Having apparently blown off the boys upon impact, it had landed at the base
of the trestle. Shining his flashlight on the tarp, he had pointed it out to
Deputy Tallent.

"He denied that later," Tomlin recalled. "He said I didn't tell him about
finding the tarp, but I did. And I told him where part of it was, at the
bridge bulkhead. I remember it as well as I remember him. I'm pretty observant
. I catch most stuff. I remember seeing that tarp as well as I remember how
Tallent was dressed that morning. He had on a navy blue or black ball cap
that said SALINE COUNTY DEPUTY. He was wearing cowboy boots and blue jeans.
He had on a belt buckle that also said SALINE COUNTY SHERIFF'S OFFICE. He had
a package of cigarettes rolled up in his shirtsleeves, like a sailor going on
leave. And he had his pistol, an automatic, stuck in the back of his pants,
like Magnum, P.I."

Inexplicably, Tomlin felt that much of what the train crew had told the
deputies was being dismissed. The reaction perplexed and angered him. "We all
saw the tarp," he said. "They were definitely covered up from their waist
down to their feet with it. But he told us it must have been an optical
illusion. Just like the gun. When he first arrived and we told him there'd
been a gun, he acted like he didn't know what we were talking about. Then
when we were walking along the tracks the deputies asked me where this
'alleged gun' was. We had to take them and show them where it was. We'd
already found that, too."

The cool and minimalistic police approach contrasted sharply with the
out-of-control and gruesome quality of the scene, and that sense of
dissonance that had left so many unsettled on Sunday returned with a
vengeance the following day. On Monday, after an account of the deaths made
the television news and the papers, relatives and curiosity seekers flocked
to the tracks. There, one of them discovered a severed foot lying in the
gravel. To the train crew, still stung by the attack on their
professionalism, such carelessness by the deputies seemed unconscionably
unprofessional.

"I'm just an old country boy," Jerry Tomlin later complained. "I was born at
night, but I wasn't born last night. And I can tell you, I didn't think too
much of the investigation. The deputies' attitude was more like 'Let's get
this cleaned up and get back to the coffee shop.' I don't know. People don't
realize what a mess it was. Maybe they were in shock. Maybe they had weak
stomachs. Maybe they just didn't want to face it. Whatever it was, I sensed
all along that they were not out there looking for clues."

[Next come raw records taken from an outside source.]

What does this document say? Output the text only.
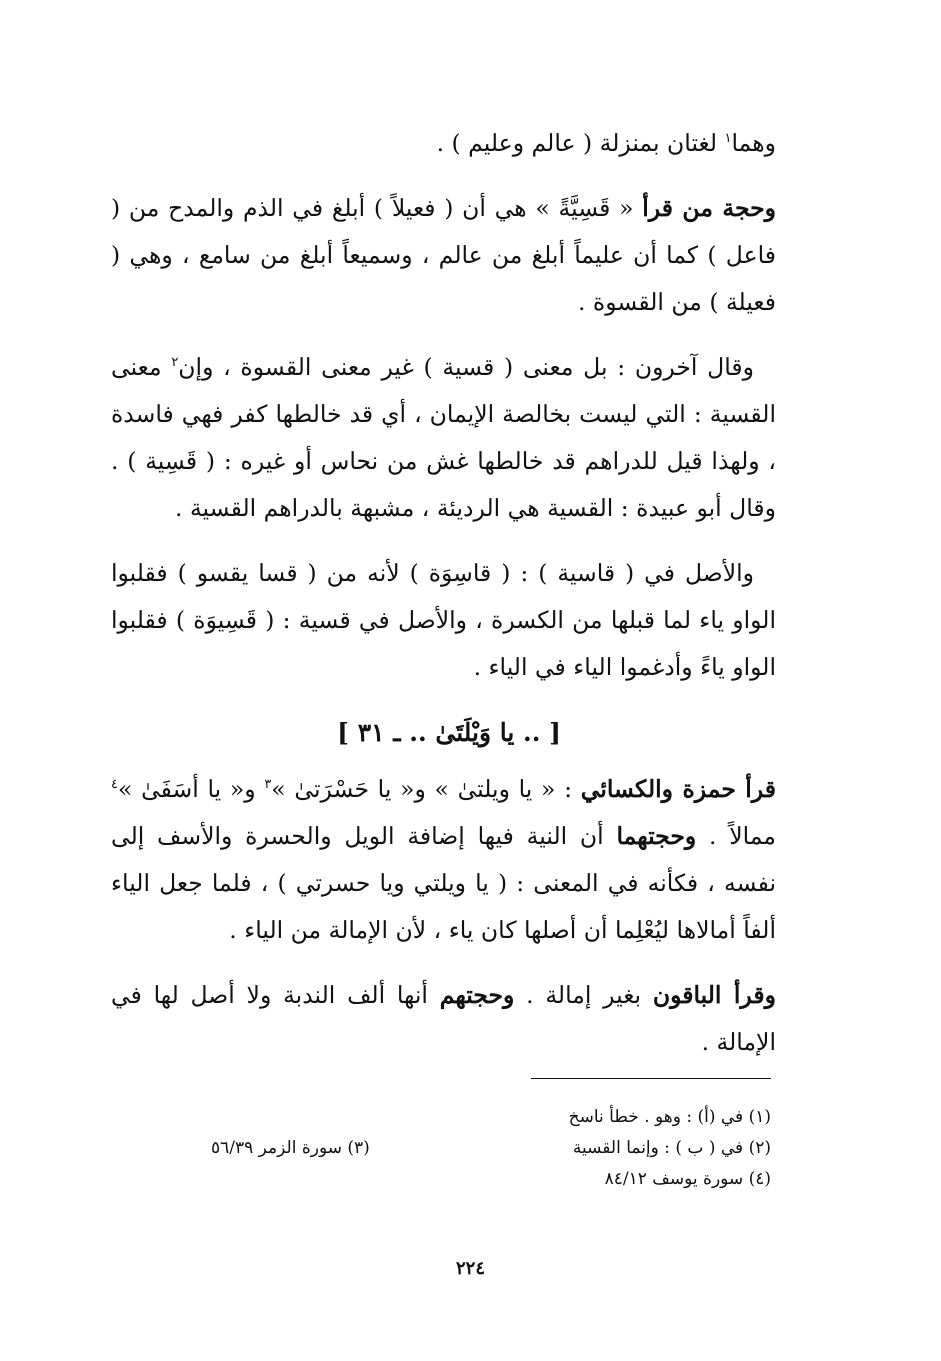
وهما$^١$ لغتان بمنزلة ( عالم وعليم ) .

وحجة من قرأ « قَسِيَّةً » هي أن ( فعيلاً ) أبلغ في الذم والمدح من ( فاعل ) كما أن عليماً أبلغ من عالم ، وسميعاً أبلغ من سامع ، وهي ( فعيلة ) من القسوة .

وقال آخرون : بل معنى ( قسية ) غير معنى القسوة ، وإن$^٢$ معنى القسية : التي ليست بخالصة الإيمان ، أي قد خالطها كفر فهي فاسدة ، ولهذا قيل للدراهم قد خالطها غش من نحاس أو غيره : ( قَسِية ) . وقال أبو عبيدة : القسية هي الرديئة ، مشبهة بالدراهم القسية .

والأصل في ( قاسية ) : ( قاسِوَة ) لأنه من ( قسا يقسو ) فقلبوا الواو ياء لما قبلها من الكسرة ، والأصل في قسية : ( قَسِيوَة ) فقلبوا الواو ياءً وأدغموا الياء في الياء .

[ .. يا وَيْلَتَىٰ .. ـ ٣١ ]

قرأ حمزة والكسائي : « يا ويلتىٰ » و« يا حَسْرَتىٰ »$^٣$ و« يا أسَفَىٰ »$^٤$ ممالاً . وحجتهما أن النية فيها إضافة الويل والحسرة والأسف إلى نفسه ، فكأنه في المعنى : ( يا ويلتي ويا حسرتي ) ، فلما جعل الياء ألفاً أمالاها ليُعْلِما أن أصلها كان ياء ، لأن الإمالة من الياء .

وقرأ الباقون بغير إمالة . وحجتهم أنها ألف الندبة ولا أصل لها في الإمالة .

(١) في (أ) : وهو . خطأ ناسخ
(٢) في ( ب ) : وإنما القسية
(٣) سورة الزمر ٥٦/٣٩
(٤) سورة يوسف ٨٤/١٢
٢٢٤
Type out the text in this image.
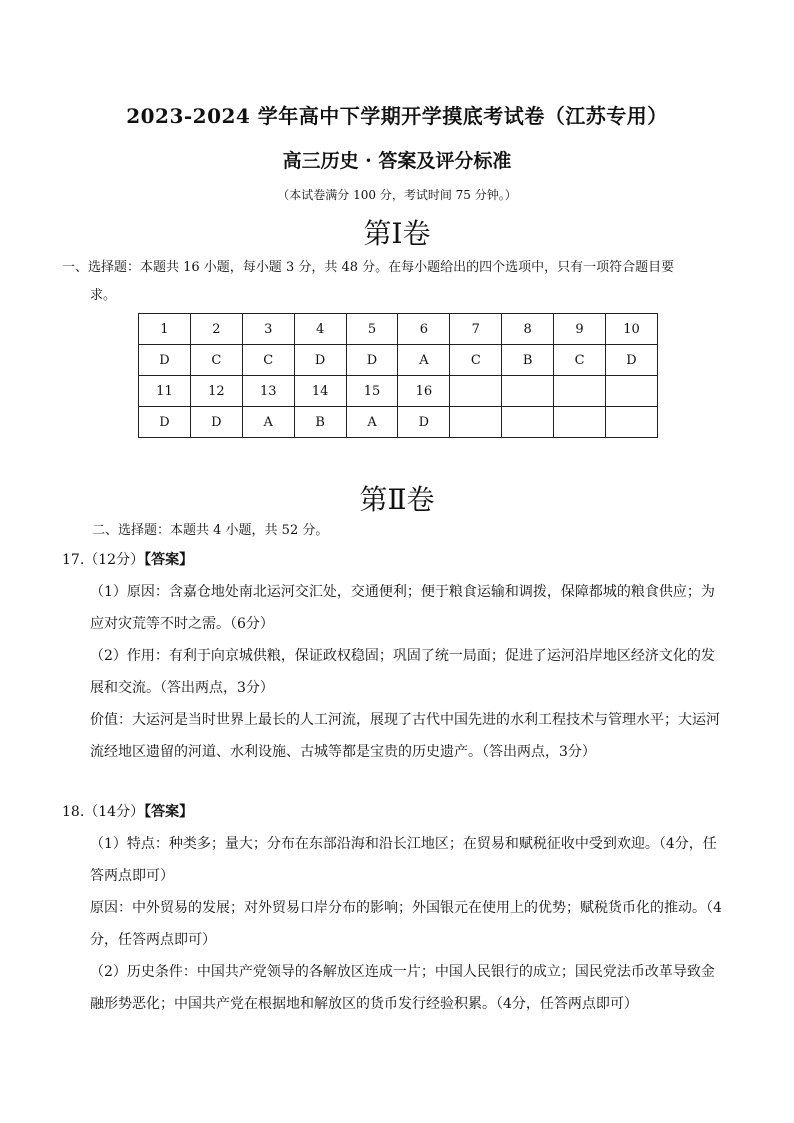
2023-2024 学年高中下学期开学摸底考试卷（江苏专用）
高三历史 · 答案及评分标准
（本试卷满分 100 分，考试时间 75 分钟。）
第Ⅰ卷
一、选择题：本题共 16 小题，每小题 3 分，共 48 分。在每小题给出的四个选项中，只有一项符合题目要
求。
1	2	3	4	5	6	7	8	9	10
D	C	C	D	D	A	C	B	C	D
11	12	13	14	15	16				
D	D	A	B	A	D				
第Ⅱ卷
二、选择题：本题共 4 小题，共 52 分。
17.（12分）【答案】
（1）原因：含嘉仓地处南北运河交汇处，交通便利；便于粮食运输和调拨，保障都城的粮食供应；为
应对灾荒等不时之需。（6分）
（2）作用：有利于向京城供粮，保证政权稳固；巩固了统一局面；促进了运河沿岸地区经济文化的发
展和交流。（答出两点，3分）
价值：大运河是当时世界上最长的人工河流，展现了古代中国先进的水利工程技术与管理水平；大运河
流经地区遗留的河道、水利设施、古城等都是宝贵的历史遗产。（答出两点，3分）
18.（14分）【答案】
（1）特点：种类多；量大；分布在东部沿海和沿长江地区；在贸易和赋税征收中受到欢迎。（4分，任
答两点即可）
原因：中外贸易的发展；对外贸易口岸分布的影响；外国银元在使用上的优势；赋税货币化的推动。（4
分，任答两点即可）
（2）历史条件：中国共产党领导的各解放区连成一片；中国人民银行的成立；国民党法币改革导致金
融形势恶化；中国共产党在根据地和解放区的货币发行经验积累。（4分，任答两点即可）
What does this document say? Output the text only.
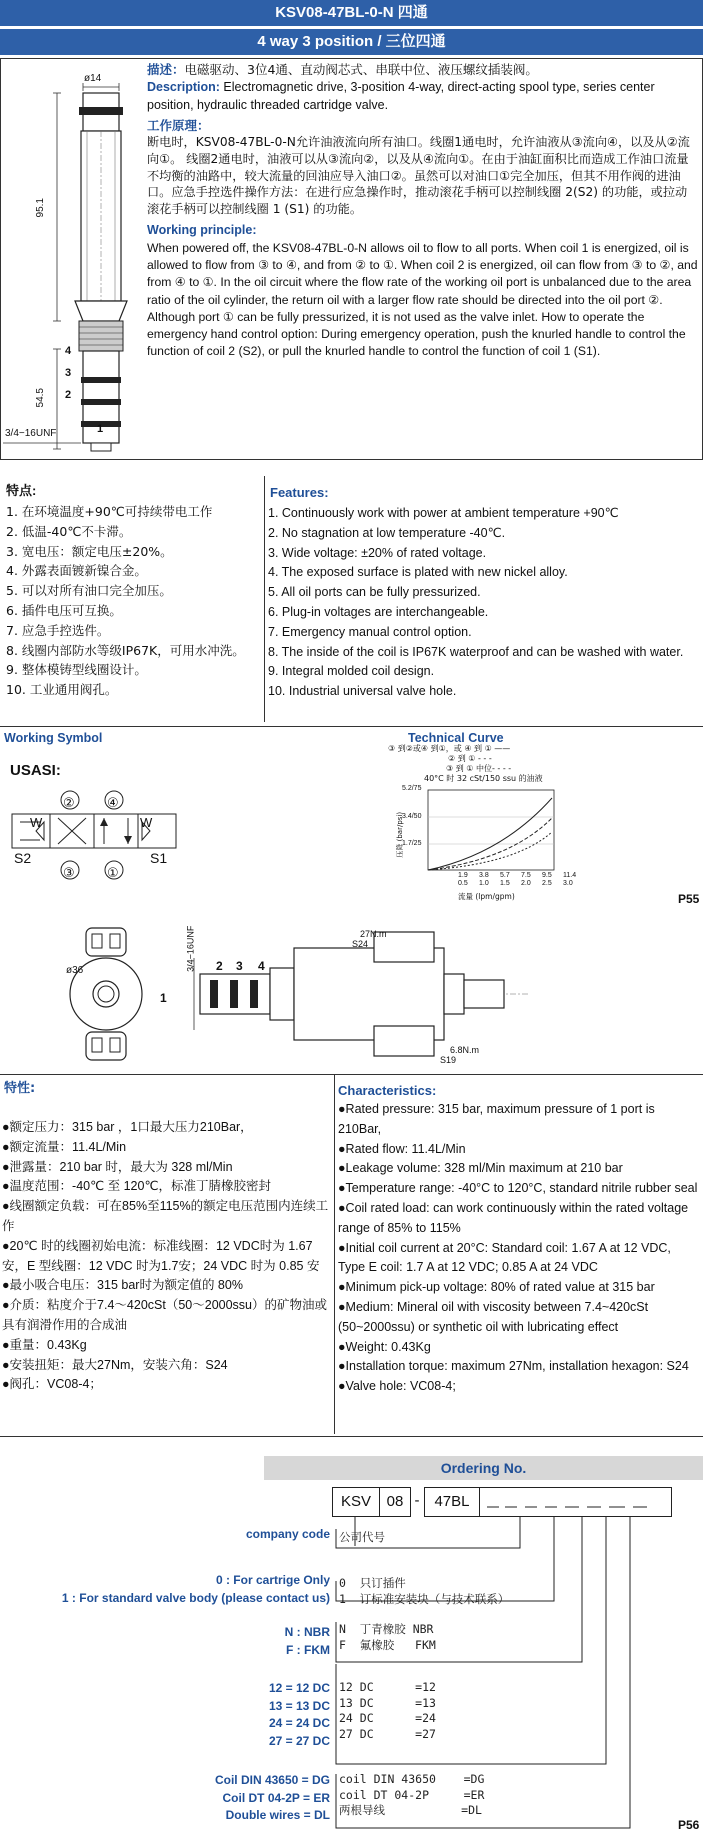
KSV08-47BL-0-N 四通
4 way 3 position / 三位四通
ø14
95.1
54.5
3/4−16UNF
4
3
2
1
描述：电磁驱动、3位4通、直动阀芯式、串联中位、液压螺纹插装阀。
Description: Electromagnetic drive, 3-position 4-way, direct-acting spool type, series center position, hydraulic threaded cartridge valve.
工作原理：
断电时，KSV08-47BL-0-N允许油液流向所有油口。线圈1通电时，允许油液从③流向④，以及从②流向①。 线圈2通电时，油液可以从③流向②，以及从④流向①。在由于油缸面积比而造成工作油口流量不均衡的油路中，较大流量的回油应导入油口②。虽然可以对油口①完全加压，但其不用作阀的进油口。应急手控选件操作方法：在进行应急操作时，推动滚花手柄可以控制线圈 2(S2) 的功能，或拉动滚花手柄可以控制线圈 1 (S1) 的功能。
Working principle:
When powered off, the KSV08-47BL-0-N allows oil to flow to all ports. When coil 1 is energized, oil is allowed to flow from ③ to ④, and from ② to ①. When coil 2 is energized, oil can flow from ③ to ②, and from ④ to ①. In the oil circuit where the flow rate of the working oil port is unbalanced due to the area ratio of the oil cylinder, the return oil with a larger flow rate should be directed into the oil port ②. Although port ① can be fully pressurized, it is not used as the valve inlet. How to operate the emergency hand control option: During emergency operation, push the knurled handle to control the function of coil 2 (S2), or pull the knurled handle to control the function of coil 1 (S1).
特点:
1. 在环境温度+90℃可持续带电工作
2. 低温-40℃不卡滞。
3. 宽电压：额定电压±20%。
4. 外露表面镀新镍合金。
5. 可以对所有油口完全加压。
6. 插件电压可互换。
7. 应急手控选件。
8. 线圈内部防水等级IP67K，可用水冲洗。
9. 整体模铸型线圈设计。
10. 工业通用阀孔。
Features:
1. Continuously work with power at ambient temperature +90℃
2. No stagnation at low temperature -40℃.
3. Wide voltage: ±20% of rated voltage.
4. The exposed surface is plated with new nickel alloy.
5. All oil ports can be fully pressurized.
6. Plug-in voltages are interchangeable.
7. Emergency manual control option.
8. The inside of the coil is IP67K waterproof and can be washed with water.
9. Integral molded coil design.
10. Industrial universal valve hole.
Working Symbol
USASI:
② ④
③ ①
W	W
S2	S1
Technical Curve
③ 到②或④ 到①，或 ④ 到 ① ——
② 到 ① - - -
③ 到 ① 中位- - - -
40°C 时 32 cSt/150 ssu 的油液
5.2/75
3.4/50
1.7/25
压降 (bar/psi)
1.9
0.5
3.8
1.0
5.7
1.5
7.5
2.0
9.5
2.5
11.4
3.0
流量 (lpm/gpm)	P55
ø36
1
2 3 4
3/4−16UNF	27N.m
S24
6.8N.m
S19
特性:
●额定压力：315 bar ，1口最大压力210Bar，
●额定流量：11.4L/Min
●泄露量：210 bar 时，最大为 328 ml/Min
●温度范围：-40℃ 至 120℃，标准丁腈橡胶密封
●线圈额定负载：可在85%至115%的额定电压范围内连续工作
●20℃ 时的线圈初始电流：标准线圈：12 VDC时为 1.67 安，E 型线圈：12 VDC 时为1.7安；24 VDC 时为 0.85 安
●最小吸合电压：315 bar时为额定值的 80%
●介质：粘度介于7.4～420cSt（50～2000ssu）的矿物油或具有润滑作用的合成油
●重量：0.43Kg
●安装扭矩：最大27Nm，安装六角：S24
●阀孔：VC08-4；
Characteristics:
●Rated pressure: 315 bar, maximum pressure of 1 port is 210Bar,
●Rated flow: 11.4L/Min
●Leakage volume: 328 ml/Min maximum at 210 bar
●Temperature range: -40°C to 120°C, standard nitrile rubber seal
●Coil rated load: can work continuously within the rated voltage range of 85% to 115%
●Initial coil current at 20°C: Standard coil: 1.67 A at 12 VDC, Type E coil: 1.7 A at 12 VDC; 0.85 A at 24 VDC
●Minimum pick-up voltage: 80% of rated value at 315 bar
●Medium: Mineral oil with viscosity between 7.4~420cSt (50~2000ssu) or synthetic oil with lubricating effect
●Weight: 0.43Kg
●Installation torque: maximum 27Nm, installation hexagon: S24
●Valve hole: VC08-4;
Ordering No.
KSV	08 - 47BL
company code 公司代号
0 : For cartrige Only
1 : For standard valve body (please contact us)
0  只订插件
1  订标准安装块（与技术联系）
N : NBR
F : FKM
N  丁青橡胶 NBR
F  氟橡胶   FKM
12 = 12 DC
13 = 13 DC
24 = 24 DC
27 = 27 DC
12 DC      =12
13 DC      =13
24 DC      =24
27 DC      =27
Coil DIN 43650 = DG
Coil DT 04-2P = ER
Double wires = DL
coil DIN 43650    =DG
coil DT 04-2P     =ER
两根导线           =DL
P56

For Shroyer the night would leave a permanent scar. "I was rattled," the
engineer later told an investigator. "There's no question, I was rattled. I
was sick of everything that there was about the whole situation. But I
maintained my professional stance. When my superintendent arrived, I
halfheartedly apologized for being shaken. I told him I didn't understand why
it was affecting me so deeply, except for the fact that it was kids. And the
situation was just not right. And it disturbs me to this day. It really does.
The thought of it, of what happened to those kids, why they were there, what
was going on… I've lived with it. I've looked at it. And it does not add up."

The deputies admitted to being somewhat bewildered by the events. Two days
after the deaths, Chief Deputy Rick Elmendorf told the local newspaper, "We
are trying to come up with any feasible reason for something like this to
happen." And he added, "We haven't ruled out anything except foul play."